Department of Statistics, Purdue University, West Lafayette, Indiana, USA.
Mol Cell Proteomics. 2012 Apr;11(4):M111.014662. doi: 10.1074/mcp.M111.014662. Epub 2011 Dec 21.
Selected reaction monitoring (SRM) is a targeted mass spectrometry technique that provides sensitive and accurate protein detection and quantification in complex biological mixtures. Statistical and computational tools are essential for the design and analysis of SRM experiments, particularly in studies with large sample throughput. Currently, most such tools focus on the selection of optimized transitions and on processing signals from SRM assays. Little attention is devoted to protein significance analysis, which combines the quantitative measurements for a protein across isotopic labels, peptides, charge states, transitions, samples, and conditions, and detects proteins that change in abundance between conditions while controlling the false discovery rate. We propose a statistical modeling framework for protein significance analysis. It is based on linear mixed-effects models and is applicable to most experimental designs for both isotope label-based and label-free SRM workflows. We illustrate the utility of the framework in two studies: one with a group comparison experimental design and the other with a time course experimental design. We further verify the accuracy of the framework in two controlled data sets, one from the NCI-CPTAC reproducibility investigation and the other from an in-house spike-in study. The proposed framework is sensitive and specific, produces accurate results in broad experimental circumstances, and helps to optimally design future SRM experiments. The statistical framework is implemented in an open-source R-based software package SRMstats, and can be used by researchers with a limited statistics background as a stand-alone tool or in integration with the existing computational pipelines.
选择反应监测 (SRM) 是一种靶向质谱技术,可在复杂的生物混合物中提供敏感和准确的蛋白质检测和定量。

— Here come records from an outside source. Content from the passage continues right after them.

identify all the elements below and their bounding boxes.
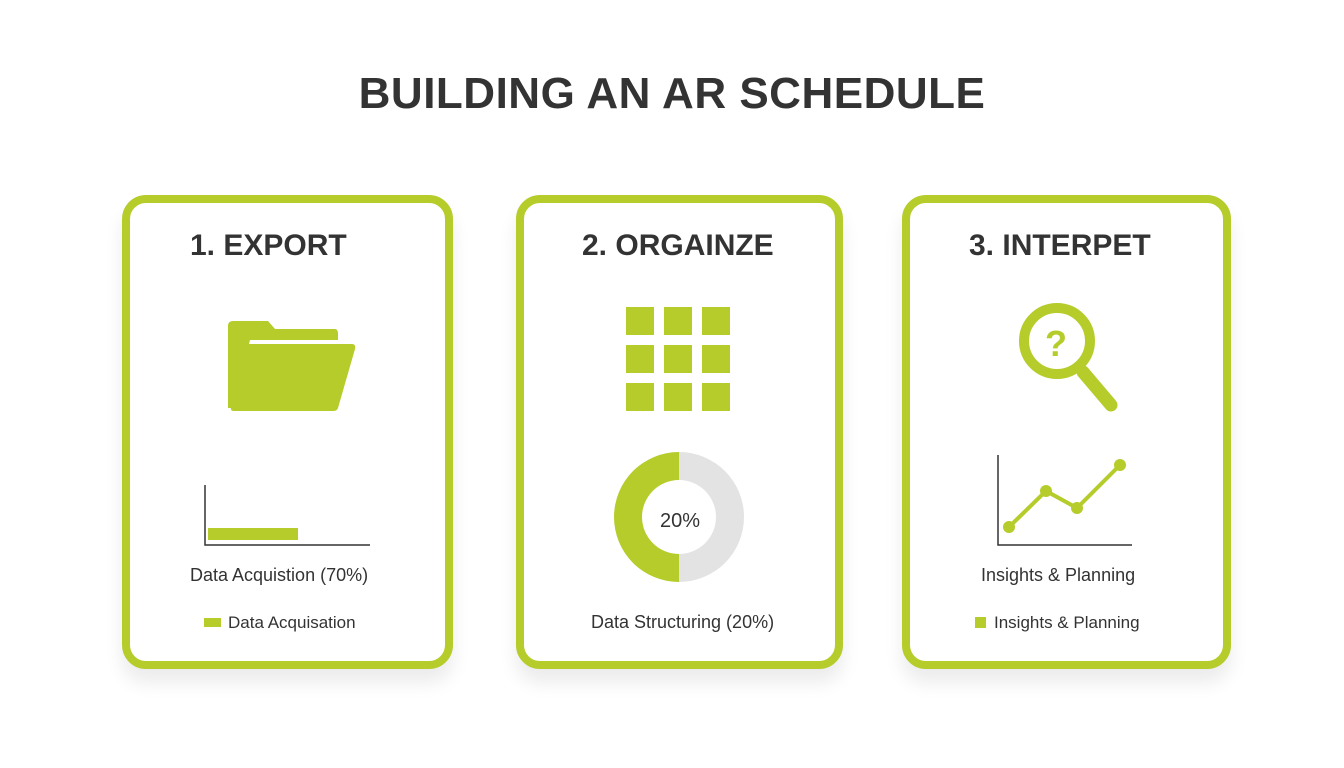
legend: interpret: Insights & Planning: [994, 613, 1140, 632]
heading: organize: 2. ORGAINZE: [582, 229, 774, 262]
line chart: [998, 455, 1132, 545]
icon: folder: [228, 321, 355, 411]
panel: export: [122, 195, 453, 669]
title: BUILDING AN AR SCHEDULE: [359, 69, 985, 118]
bar chart: export: [205, 485, 370, 545]
icon: magnifier: ?: [1045, 323, 1067, 364]
panel: interpret: [902, 195, 1231, 669]
panel: organize: [516, 195, 843, 669]
caption: organize: Data Structuring (20%): [591, 612, 774, 632]
donut chart: [614, 452, 744, 582]
donut chart: 20%: [660, 510, 700, 532]
icon: grid: [626, 307, 730, 411]
caption: interpret: Insights & Planning: [981, 565, 1135, 585]
caption: export: Data Acquistion (70%): [190, 565, 368, 585]
legend swatches: [204, 617, 986, 628]
icon: magnifier: [1024, 308, 1111, 405]
legend: export: Data Acquisation: [228, 613, 356, 632]
heading: interpret: 3. INTERPET: [969, 229, 1151, 262]
heading: export: 1. EXPORT: [190, 229, 347, 262]
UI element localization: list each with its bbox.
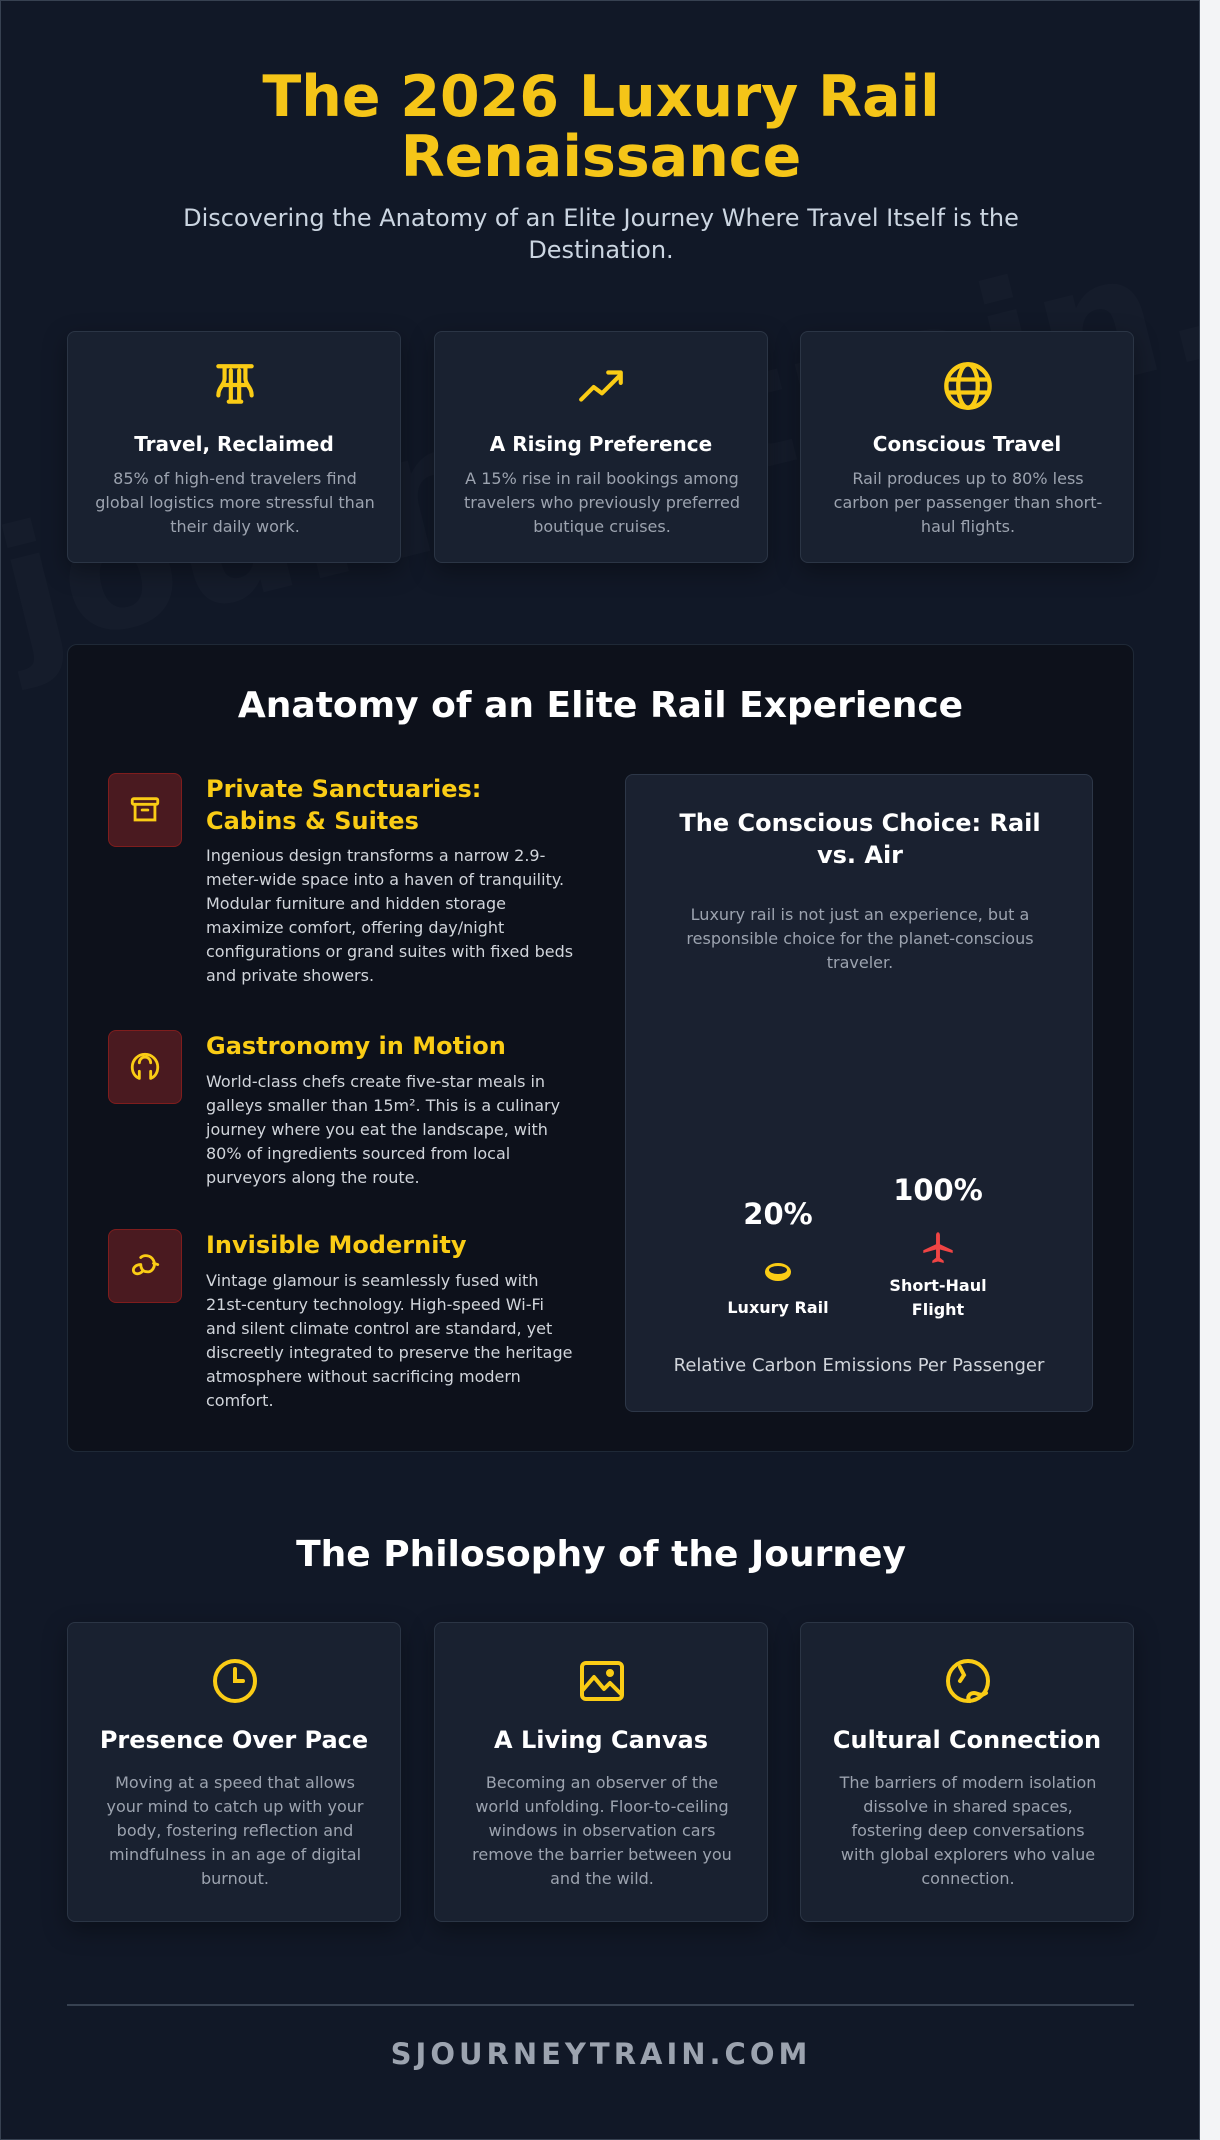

统计和计算工具对于 SRM 实验的设计和分析至关重要,特别是在具有大量样本通量的研究中。目前,大多数此类工具都集中在优化过渡的选择和处理 SRM 测定的信号上。很少关注蛋白质显著性分析,它结合了跨同位素标签、肽、电荷状态、过渡、样品和条件的蛋白质定量测量,并在控制假发现率的同时检测丰度在条件之间变化的蛋白质。我们提出了一种用于蛋白质显著性分析的统计建模框架。它基于线性混合效应模型,适用于基于同位素标记和无标记 SRM 工作流程的大多数实验设计。我们在两个研究中说明了该框架的实用性:一个是组比较实验设计,另一个是时间过程实验设计。我们进一步在两个对照数据集上验证了该框架的准确性,一个来自 NCI-CPTAC 重现性研究,另一个来自内部掺入研究。所提出的框架灵敏且特异性高,在广泛的实验环境下产生准确的结果,并有助于优化未来的 SRM 实验设计。该统计框架在基于开源 R 的软件包 SRMstats 中实现,具有有限统计学背景的研究人员可以将其用作独立工具,也可以与现有的计算管道集成使用。